When you open your analytics software, you’ll be inundated with metrics. They all serve a purpose, but three are most important:

  1. Sessions
    • What they are: Visitors. Sessions will include new and returning visitors, so 20,000 sessions does not mean 20,000 people. Still, it provides the best high-level overview of performance and is the default option for most graphs (including those above.)
    • What you want to see: Traffic should be increasing by a minimum of 5% per year, which is essentially adjusting for inflation. There are more users online every year, so, if your organic traffic is stagnant, your site is underperforming.
  2. Bounce Rate
    • What it is: According to Google, Bounce Rate is the percentage of single-page sessions. More simply, it is the percentage of people who came to your site and left almost immediately. This usually means they clicked on your search result, didn’t find what they were looking for, and clicked the back or exit button on their browser.
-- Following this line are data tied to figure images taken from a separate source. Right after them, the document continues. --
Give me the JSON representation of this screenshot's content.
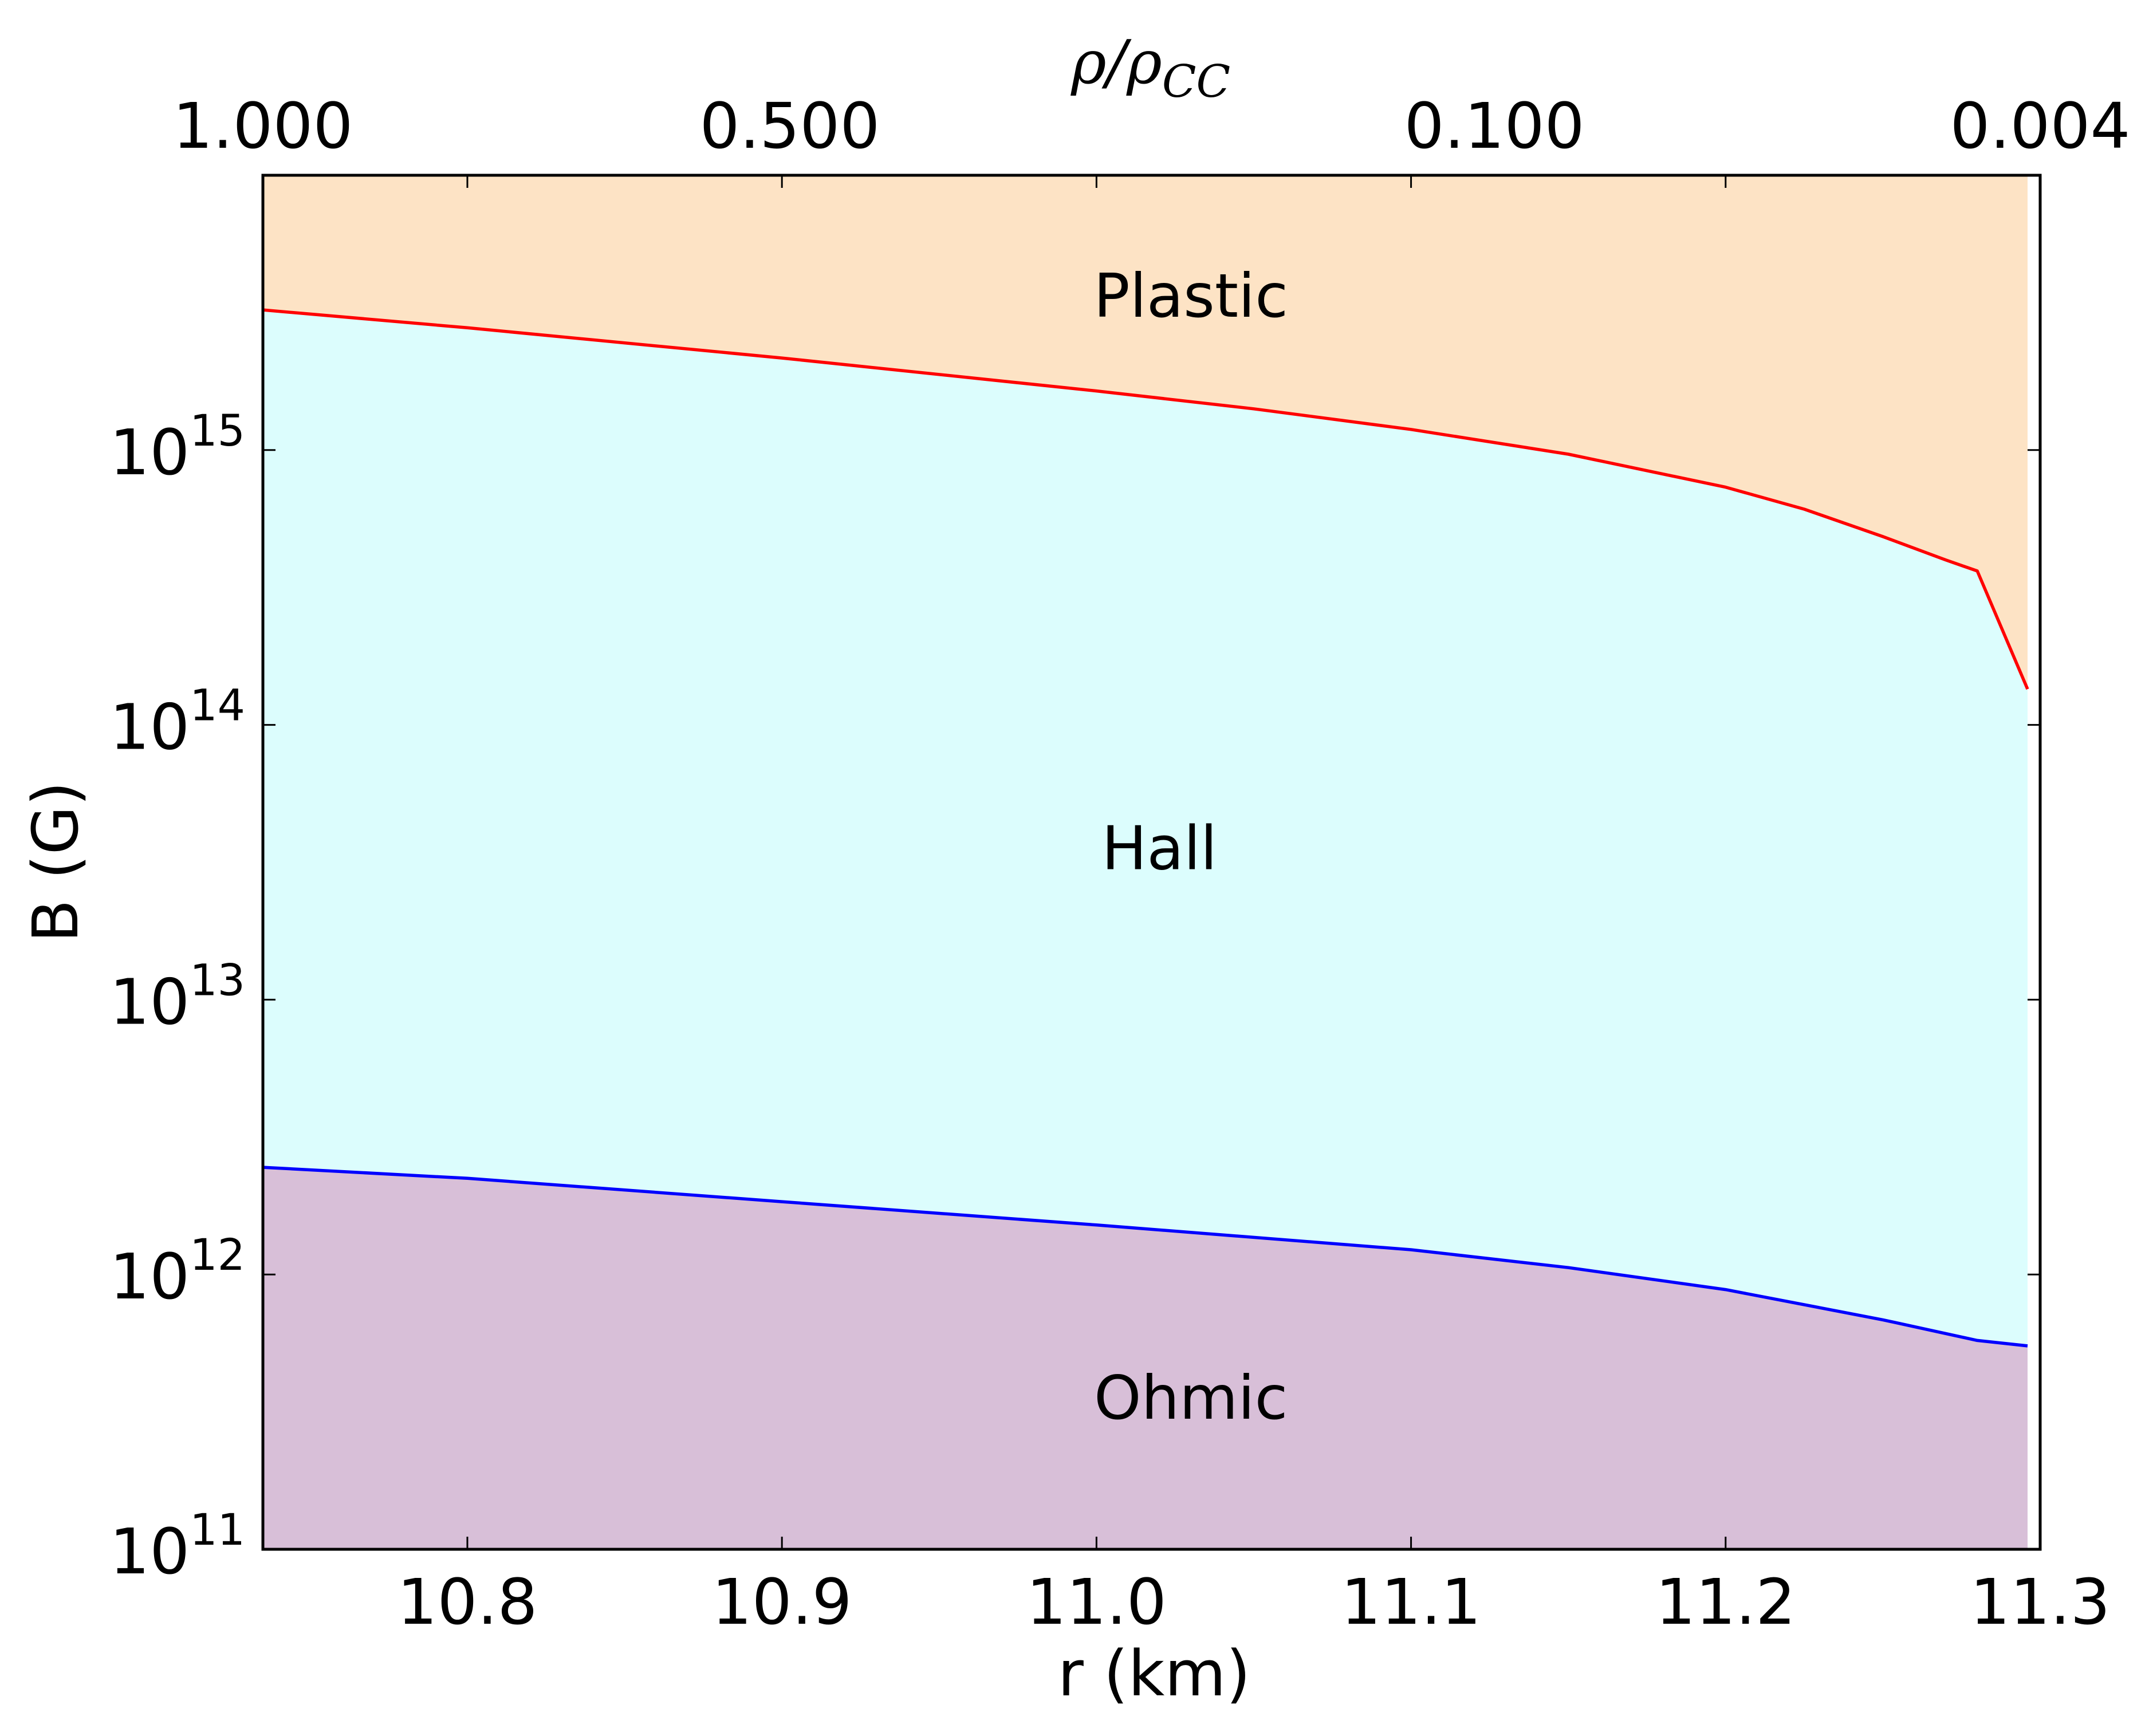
{
  "chart_data": {
    "type": "area",
    "xlabel": "r (km)",
    "ylabel": "B (G)",
    "xlim": [
      10.735,
      11.3
    ],
    "ylim_log10": [
      11,
      16
    ],
    "x_ticks": [
      {
        "value": 10.8,
        "label": "10.8"
      },
      {
        "value": 10.9,
        "label": "10.9"
      },
      {
        "value": 11.0,
        "label": "11.0"
      },
      {
        "value": 11.1,
        "label": "11.1"
      },
      {
        "value": 11.2,
        "label": "11.2"
      },
      {
        "value": 11.3,
        "label": "11.3"
      }
    ],
    "y_ticks": [
      {
        "exp": 11,
        "base": "10",
        "sup": "11"
      },
      {
        "exp": 12,
        "base": "10",
        "sup": "12"
      },
      {
        "exp": 13,
        "base": "10",
        "sup": "13"
      },
      {
        "exp": 14,
        "base": "10",
        "sup": "14"
      },
      {
        "exp": 15,
        "base": "10",
        "sup": "15"
      }
    ],
    "top_axis": {
      "label_main": "ρ/ρ",
      "label_sub": "CC",
      "ticks": [
        {
          "r": 10.735,
          "label": "1.000"
        },
        {
          "r": 10.9025,
          "label": "0.500"
        },
        {
          "r": 11.1265,
          "label": "0.100"
        },
        {
          "r": 11.3,
          "label": "0.004"
        }
      ]
    },
    "series": [
      {
        "name": "plastic-boundary",
        "color": "#ff0000",
        "x": [
          10.735,
          10.8,
          10.9,
          11.0,
          11.05,
          11.1,
          11.15,
          11.2,
          11.225,
          11.25,
          11.27,
          11.28,
          11.296
        ],
        "log10": [
          15.51,
          15.445,
          15.335,
          15.215,
          15.15,
          15.075,
          14.985,
          14.865,
          14.785,
          14.685,
          14.6,
          14.56,
          14.13
        ]
      },
      {
        "name": "ohmic-boundary",
        "color": "#0000ff",
        "x": [
          10.735,
          10.8,
          10.9,
          11.0,
          11.1,
          11.15,
          11.2,
          11.25,
          11.28,
          11.296
        ],
        "log10": [
          12.39,
          12.35,
          12.265,
          12.18,
          12.09,
          12.025,
          11.945,
          11.835,
          11.76,
          11.74
        ]
      }
    ],
    "regions": [
      {
        "name": "Plastic",
        "label": "Plastic",
        "color": "#fde3c5",
        "label_x": 11.03,
        "label_log10": 15.56
      },
      {
        "name": "Hall",
        "label": "Hall",
        "color": "#dcfdfd",
        "label_x": 11.02,
        "label_log10": 13.55
      },
      {
        "name": "Ohmic",
        "label": "Ohmic",
        "color": "#d8bfd8",
        "label_x": 11.03,
        "label_log10": 11.55
      }
    ],
    "data_end_x": 11.296
  }
}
It also means they probably went to a competitor.
    • What you want to see: The average bounce rate is about 40%, but you may see anywhere from the 25% range (amazing) to the 60% range (not great.) Look for changes. If the number is declining, you may be on the right track. If it’s increasing, users may not be finding your site useful. While lower is generally better, too high or too low are both potentially causes for concern. Too high (>60%) means you aren’t serving the right content to your users. Too low (<30%) may mean you aren’t capturing enough casual visitors (often the best lead prospects), who always leave websites at a higher rate than returning users.
  3. Goal Completions
    • What they are: Goals are manually set up in your analytics software and can track a large number of different things, from specific actions to time on site. Consult with your marketing team to understand what goals, if any, you have set up. As a tip, the best goals are directly related to lead generation, such as form or application completions.
    • What you want to see: Goal completions should be increasing at about the same rate as traffic. Depending on site redesigns, you may see bigger improvements to goal completions than traffic, so consult with your team if you see extraordinary changes.

Consider these three metrics in relation to one another. The calibration you are seeking is steady traffic, a declining bounce rate, and more leads. If you are there, congratulations! That’s a good sign your SEO program may be driving better traffic, not just more.